Methamphetamine (METH) is a drug of abuse and neurotoxin that induces Parkinsons-like pathology after chronic usage by targeting dopaminergic neurons. Elucidation of the intracellular mechanisms that underlie METH-induced dopaminergic neuron toxicity may help in understanding the mechanism by which neurons die in Parkinsons disease. In the present study, we examined the role of reactive oxygen species (ROS) in the METH-induced death of human dopaminergic SK-N-SH cells and further assessed the neuroprotective effects of zinc and metallothionein (MT) against METH-induced toxicity in culture. METH significantly increased the production of reactive oxygen species, decreased intracellular ATP levels and reduced the cell viability. Pre-treatment with zinc markedly prevented the loss of cell viability caused by METH treatment. Zinc pre-treatment mainly increased the expression of metallothionein and prevented the generation of reactive oxygen species and ATP depletion caused by METH. Chelation of zinc by CaEDTA caused a significant decrease in MT expression and loss of protective effects of MT against METH toxicity. These results suggest that zinc-induced MT expression protects dopaminergic neurons via preventing the accumulation of toxic reactive oxygen species and halting the decrease in ATP levels. Furthermore, MT may prevent the loss of mitochondrial functions caused by neurotoxins. In conclusion, our study suggests that MT, a potent scavenger of free radicals is neuroprotective against dopaminergic toxicity in conditions such as drug of abuse and in Parkinsons disease.

Insulin-like growth factor-1 protects human dopaminergic SH-SY5Y cells from salsolinol-induced toxicity.

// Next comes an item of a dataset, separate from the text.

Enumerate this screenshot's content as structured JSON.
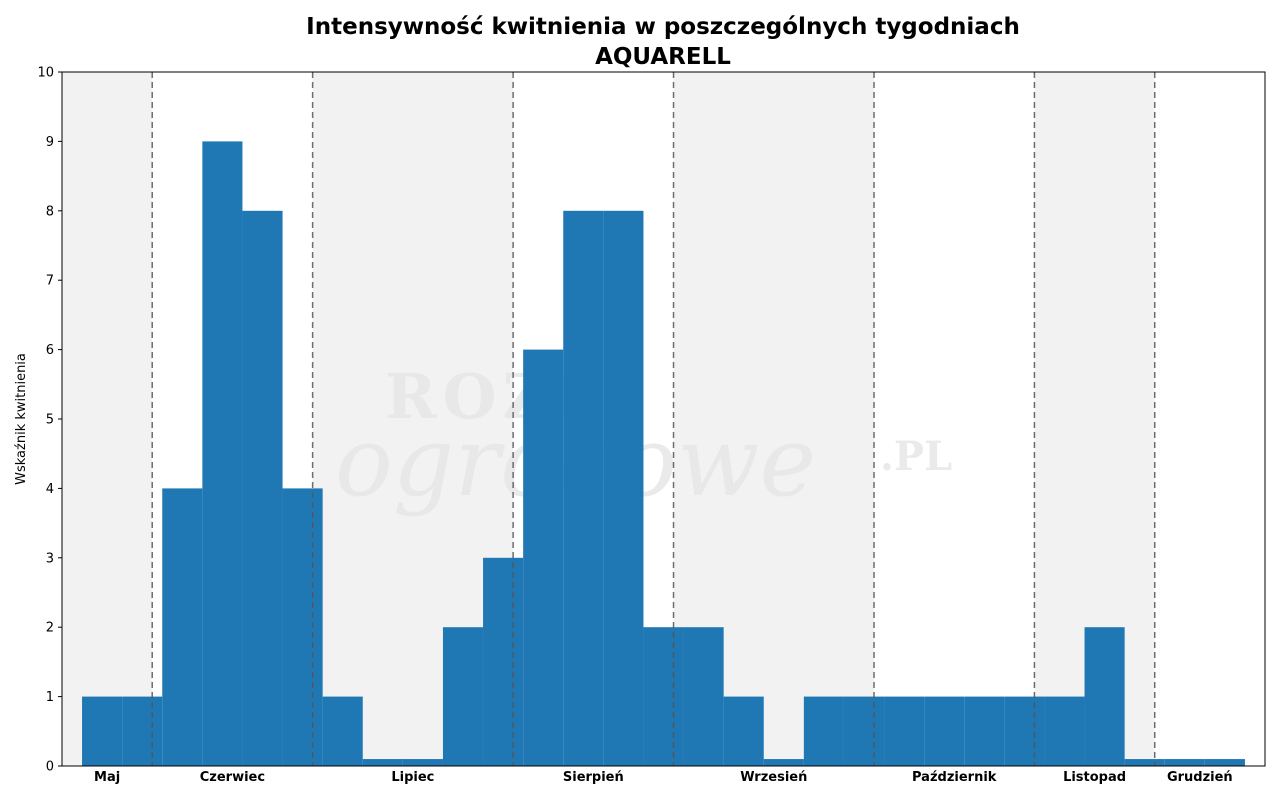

Parkinsons disease (PD) is characterized by an extensive loss of dopaminergic neurons in the substantia nigra pars compacta. Salsolinol (SAL), a dopamine-derived tetrahydroisoquinoline, has been suspected to be involved in the etiology of PD. In the present study, the neuroprotective effect of insulin-like growth factor-1 (IGF-1) was studied against SAL-induced toxicity in human dopaminergic SH-SY5Y cells. SAL (100 microM) decreased cell viability in SH-SY5Y cells significantly after 24 h exposure. Both exogenous IGF-1 and IGF-1 gene transfer significantly prevented the SAL-induced cell death and increased cell viability. Wortmannin, a specific phosphatidylinositol-3-kinase (PI-3 kinase) inhibitor, completely blunted the IGF-1-induced neuroprotection, suggesting that PI-3 kinase pathway is critical in mediating the neuroprotective effects of IGF-1. These results suggest that IGF-1 may be a useful growth factor in the treatment of PD.